To the extent that Gibbs argues that any sentence, including apparently his original
sentence, is illegal under Edwards, 523 U.S. at 515 (“a maximum sentence set by statute
trumps a higher sentence set forth in the guidelines”), if it is based on an offense level
greater than 43, that argument cannot be properly raised in a § 3582 proceeding.
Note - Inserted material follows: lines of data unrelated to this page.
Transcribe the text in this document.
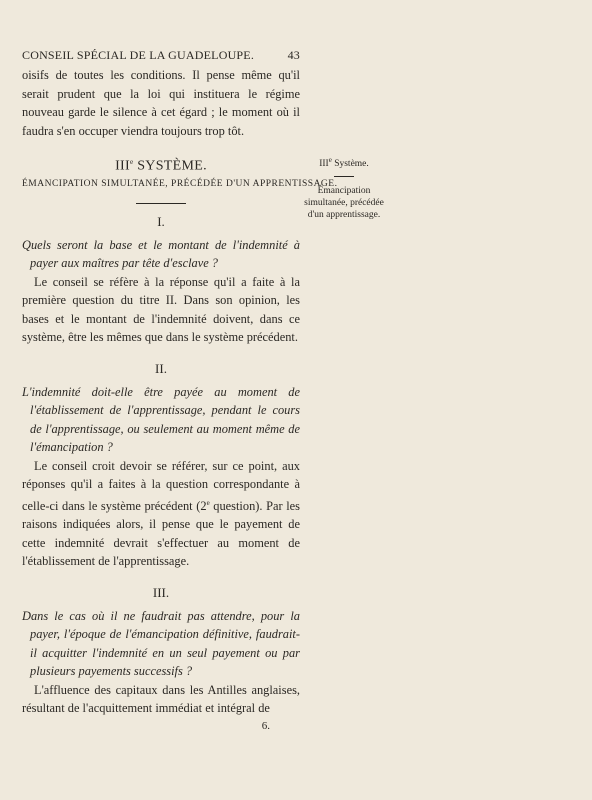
CONSEIL SPÉCIAL DE LA GUADELOUPE.	43

oisifs de toutes les conditions. Il pense même qu'il serait prudent que la loi qui instituera le régime nouveau garde le silence à cet égard ; le moment où il faudra s'en occuper viendra toujours trop tôt.

IIIe SYSTÈME.
ÉMANCIPATION SIMULTANÉE, PRÉCÉDÉE D'UN APPRENTISSAGE.
I.

Quels seront la base et le montant de l'indemnité à payer aux maîtres par tête d'esclave ?

Le conseil se réfère à la réponse qu'il a faite à la première question du titre II. Dans son opinion, les bases et le montant de l'indemnité doivent, dans ce système, être les mêmes que dans le système précédent.

II.

L'indemnité doit-elle être payée au moment de l'établissement de l'apprentissage, pendant le cours de l'apprentissage, ou seulement au moment même de l'émancipation ?

Le conseil croit devoir se référer, sur ce point, aux réponses qu'il a faites à la question correspondante à celle-ci dans le système précédent (2e question). Par les raisons indiquées alors, il pense que le payement de cette indemnité devrait s'effectuer au moment de l'établissement de l'apprentissage.

III.

Dans le cas où il ne faudrait pas attendre, pour la payer, l'époque de l'émancipation définitive, faudrait-il acquitter l'indemnité en un seul payement ou par plusieurs payements successifs ?

L'affluence des capitaux dans les Antilles anglaises, résultant de l'acquittement immédiat et intégral de

6.
IIIe Système.
Émancipation simultanée, précédée d'un apprentissage.
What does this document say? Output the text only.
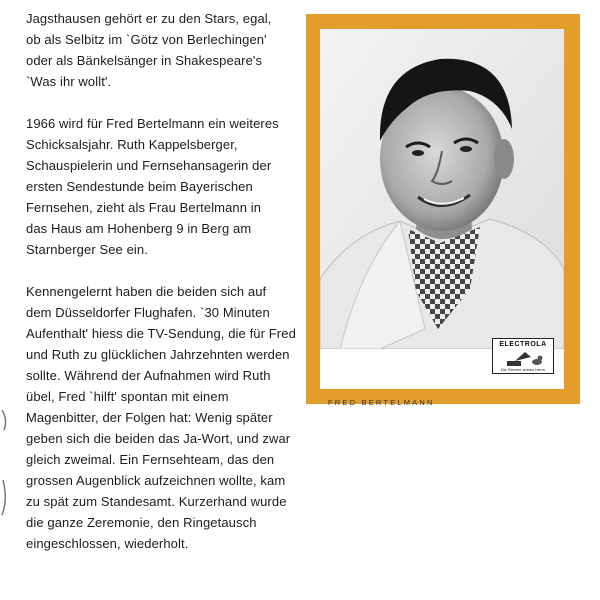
Jagsthausen gehört er zu den Stars, egal,
ob als Selbitz im `Götz von Berlechingen'
oder als Bänkelsänger in Shakespeare's
`Was ihr wollt'.
1966 wird für Fred Bertelmann ein weiteres
Schicksalsjahr. Ruth Kappelsberger,
Schauspielerin und Fernsehansagerin der
ersten Sendestunde beim Bayerischen
Fernsehen, zieht als Frau Bertelmann in
das Haus am Hohenberg 9 in Berg am
Starnberger See ein.
Kennengelernt haben die beiden sich auf
dem Düsseldorfer Flughafen. `30 Minuten
Aufenthalt' hiess die TV-Sendung, die für Fred
und Ruth zu glücklichen Jahrzehnten werden
sollte. Während der Aufnahmen wird Ruth
übel, Fred `hilft' spontan mit einem
Magenbitter, der Folgen hat: Wenig später
geben sich die beiden das Ja-Wort, und zwar
gleich zweimal. Ein Fernsehteam, das den
grossen Augenblick aufzeichnen wollte, kam
zu spät zum Standesamt. Kurzerhand wurde
die ganze Zeremonie, den Ringetausch
eingeschlossen, wiederholt.
FRED BERTELMANN
ELECTROLA
Die Stimme seines Herrn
See
U.S.S.G. § 1B1.10(a)(3) (“proceedings under 18 U.S.C. § 3582(c)(2) . . . do not
constitute a full resentencing of the defendant.”); see also Dillon v. United States, 130 S.
Ct. 2683, 2690-91 (2009) (§ 3582 authorizes “only a limited adjustment to an otherwise
final sentence and not a plenary resentencing proceeding”). Rather, a motion under 28
U.S.C. § 2255 is the proper mechanism for challenging a federal conviction or an
allegedly illegal sentence. See In re Dorsainvil, 119 F.3d 245, 249 (3d Cir. 1997); see
also United States v. Carter, 500 F.3d 486, 490 (6th Cir. 2007) (distinguishing between
motions brought under § 3582(c) and those brought under § 2255).
For these reasons, we will summarily affirm the judgment of the District Court.